The first few weeks after the official announcement were even tougher. I suddenly didn’t know how to process the information, hoping they would change their mind after they realised how much they needed me — after all, that’s what they always said. Of course, that never happened. I gave my notice and left after one week to save myself from the dark thoughts that kept telling me I should’ve done something more to keep my job. At that point, I wasn’t able to physically function. I had days when being asleep kept me more safe and alive than staying awake. I struggled with feeling basic emotions, and went completely numb at times. I grieved and I burst into tears at other times. Thoughts that I wasn’t good enough consumed my brain even more than they did ever before.

Later, my therapist told me that the whole thing triggered me. I snapped and burned out. The moment affected me so much that it brought back unresolved past trauma. I felt like I wasn’t good enough. As someone who already strives for perfection on the daily, being demoted made me completely lose my hope and identity. 

I was lost in the dark space of workaholism, convinced that my self-worth, which was always defined by other people’s praises, only existed when I was able to exhaust myself for someone else. I felt like giving everything wasn’t enough to keep me safe within the company. I felt an unbelievable amount of betrayal that left me crying every night. I felt hopeless. I didn’t know who I was without working 24/7. Later, I was even told that this same freelance role was back on the market, but I wasn’t considered for it. Suddenly all those times I was told, “We’ll call you the moment something comes up,” hit like a knife. 

The date that I’d defined the last day of my life was fast approaching.

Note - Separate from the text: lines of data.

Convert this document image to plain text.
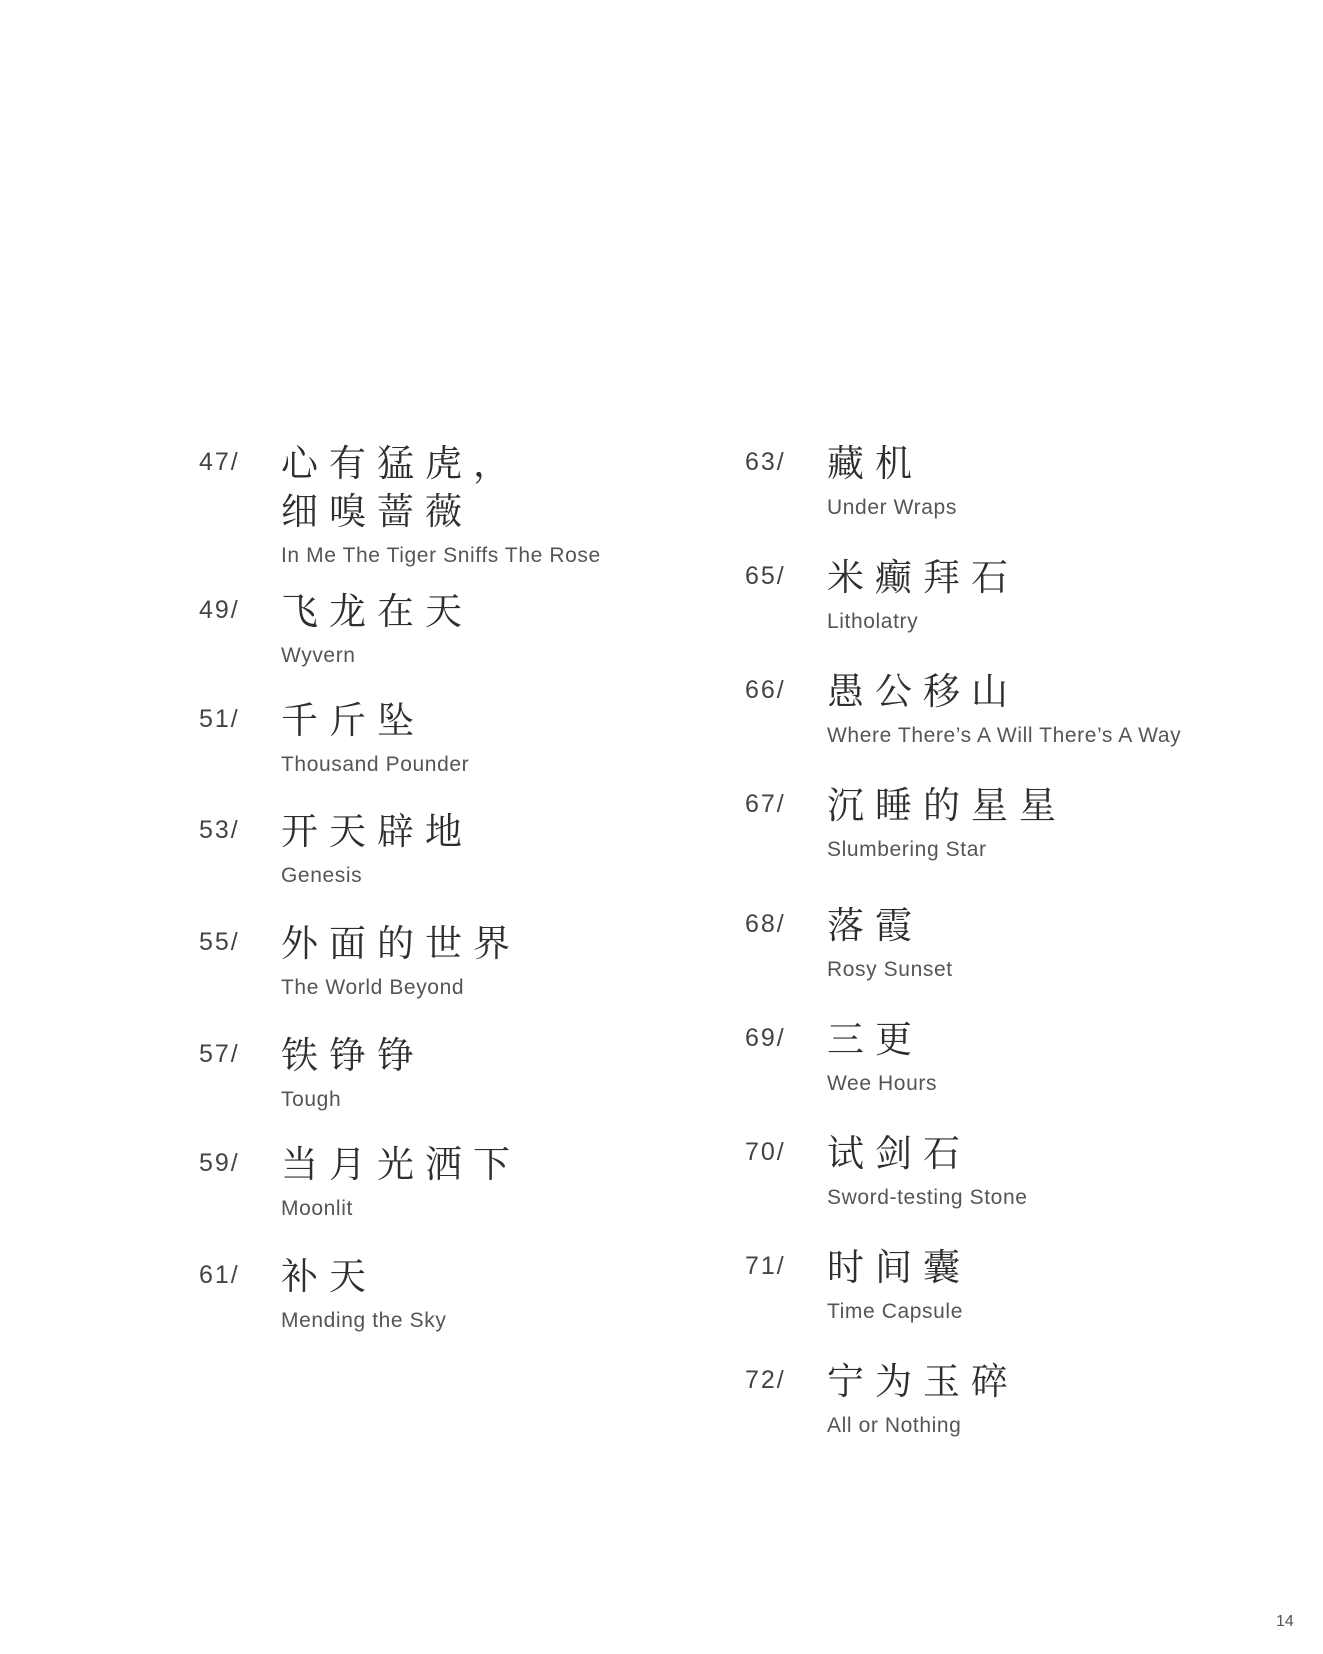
47/ 心有猛虎，
细嗅蔷薇
In Me The Tiger Sniffs The Rose
49/ 飞龙在天
Wyvern
51/ 千斤坠
Thousand Pounder
53/ 开天辟地
Genesis
55/ 外面的世界
The World Beyond
57/ 铁铮铮
Tough
59/ 当月光洒下
Moonlit
61/ 补天
Mending the Sky
63/ 藏机
Under Wraps
65/ 米癫拜石
Litholatry
66/ 愚公移山
Where There’s A Will There’s A Way
67/ 沉睡的星星
Slumbering Star
68/ 落霞
Rosy Sunset
69/ 三更
Wee Hours
70/ 试剑石
Sword-testing Stone
71/ 时间囊
Time Capsule
72/ 宁为玉碎
All or Nothing
14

This wasn’t a decision that just happened — I’ve battled depression all my life. This was just the rock bottom. 

I had a couple of weeks to prepare after my very first decision was made: Get my things in order, and sort out a few things I knew would come up after my death. I had nothing left to lose, so I decided to start working on a few things I always wanted to do in the meantime. It also came from the sheer boredom of wanting to keep my brain busy after 5 pm hit. It felt strange to actually not work outside of my 9–5. I was still numb most of the time, but I made a commitment to work on fixing my brain as much as possible, for the sheer fact of being bored out of my mind. 

I wish this story had a straight line to happiness, but it doesn’t. I did, in fact, try to end my life. And I survived it. 

It’s now November 2019. Although I’m more than okay now, I still have bad days. I still replay the conversations, trying to make sense of what happened. And it’ll probably never make sense. But in a way, being demoted saved my life — and saved me from workaholism. I’m focusing more on myself. I continue to do everything I’ve always wanted to do when I was younger. I started painting, doing more yoga, and playing guitar again.

In exchange, my health sorted itself out — I no longer have panic attacks. My IBS disappeared. I have more time. I don’t really have a desire to go back to my freelance job, or to ever hustle as hard as I have. I have a healthy relationship with my 9-5 now, and am able to set work boundaries without needing to compromise my mental health.

Most importantly, I’ve experienced happiness for the first time in years.